Le changement de cap
Les citoyens ont décidé de passer à l’action plutôt que de rester les bras croisés. «Le Centre-du-Québec, en particulier Drummondville, est considéré comme une terre d’entrepreneurs. L’entrepreneuriat et la création de petites et moyennes entreprises ont été au centre de la reconversion industrielle», mentionne Marc-André Houle, en précisant que la géolocalisation a joué dans la balance.
En l’espace de quinze ans, Drummondville a su remonter la pente, inspirant plusieurs villes à travers la province et à l’international. «Selon le rapport annuel de la Société de développement économique de Drummondville (SDED), il y a onze secteurs économiques à Drummondville.

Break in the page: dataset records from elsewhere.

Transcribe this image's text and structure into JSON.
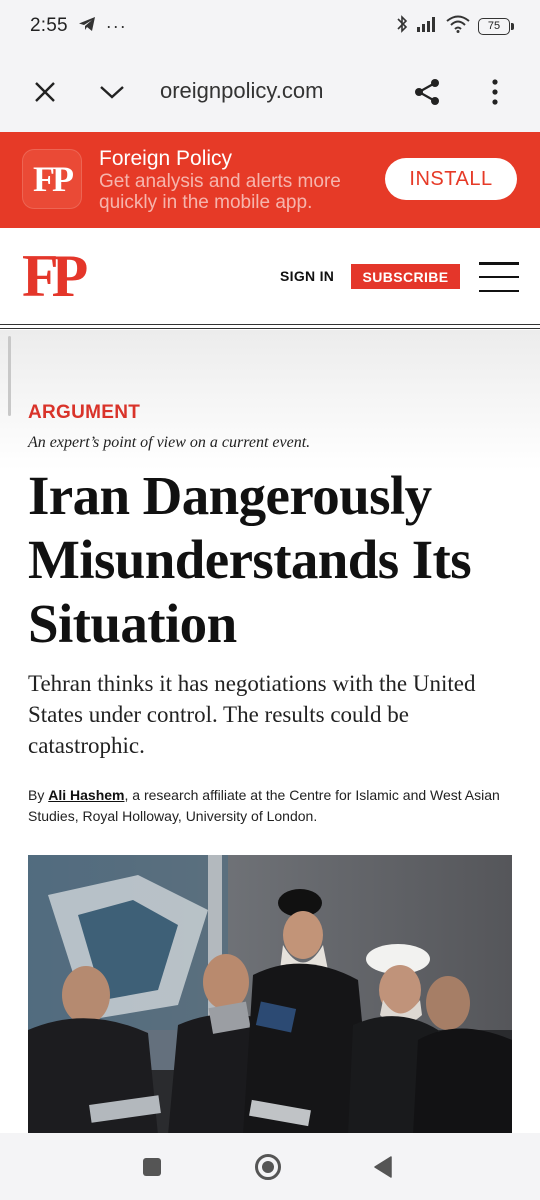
{
  "status_bar": {
    "time": "2:55",
    "more_dots": "···",
    "battery_level": "75"
  },
  "browser": {
    "url": "oreignpolicy.com"
  },
  "app_banner": {
    "logo_text": "FP",
    "title": "Foreign Policy",
    "subtitle": "Get analysis and alerts more quickly in the mobile app.",
    "install_label": "INSTALL"
  },
  "site_header": {
    "logo_text": "FP",
    "sign_in_label": "SIGN IN",
    "subscribe_label": "SUBSCRIBE"
  },
  "article": {
    "kicker": "ARGUMENT",
    "kicker_description": "An expert’s point of view on a current event.",
    "headline": "Iran Dangerously Misunderstands Its Situation",
    "dek": "Tehran thinks it has negotiations with the United States under control. The results could be catastrophic.",
    "byline_prefix": "By ",
    "author_name": "Ali Hashem",
    "author_bio": ", a research affiliate at the Centre for Islamic and West Asian Studies, Royal Holloway, University of London."
  },
  "colors": {
    "brand_red": "#e4362a",
    "banner_red": "#e63a27",
    "chrome_bg": "#f4f4f6"
  },
  "icons": {
    "status_left": [
      "telegram-icon"
    ],
    "status_right": [
      "bluetooth-icon",
      "signal-icon",
      "wifi-icon",
      "battery-icon"
    ],
    "toolbar": [
      "close-icon",
      "chevron-down-icon",
      "share-icon",
      "more-vert-icon"
    ],
    "nav": [
      "recents-square-icon",
      "home-circle-icon",
      "back-triangle-icon"
    ]
  }
}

Le premier en importance en 2019 est la machinerie et le transport, incluant 39% des emplois. L’industrie du textile se trouve au dixième rang avec 1,5% de la main d’œuvre. C’est tout un retournement de situation.»
Le succès du modèle économique drummondvillois repose, entre autres, sur le leadership et la concertation des acteurs politiques et économiques. Marc-André Houle fait référence à la mairesse Francine Ruest-Jutras, et Martin Dupont, commissaire industriel et directeur général de la SDED.
Drummondville compte aussi d’autres bons coups. «Il y a beaucoup de villes au Québec qui ont mis en place un incubateur industriel. Ça a été payant pour Drummondville et ça va l’être pour d’autres.»
Pour les curieux, la thèse de Marc-André Houle est disponible sur le web, totalisant 510 pages. Sinon, ce dernier publiera très bientôt un ouvrage afin de résumer le fruit de ses recherches.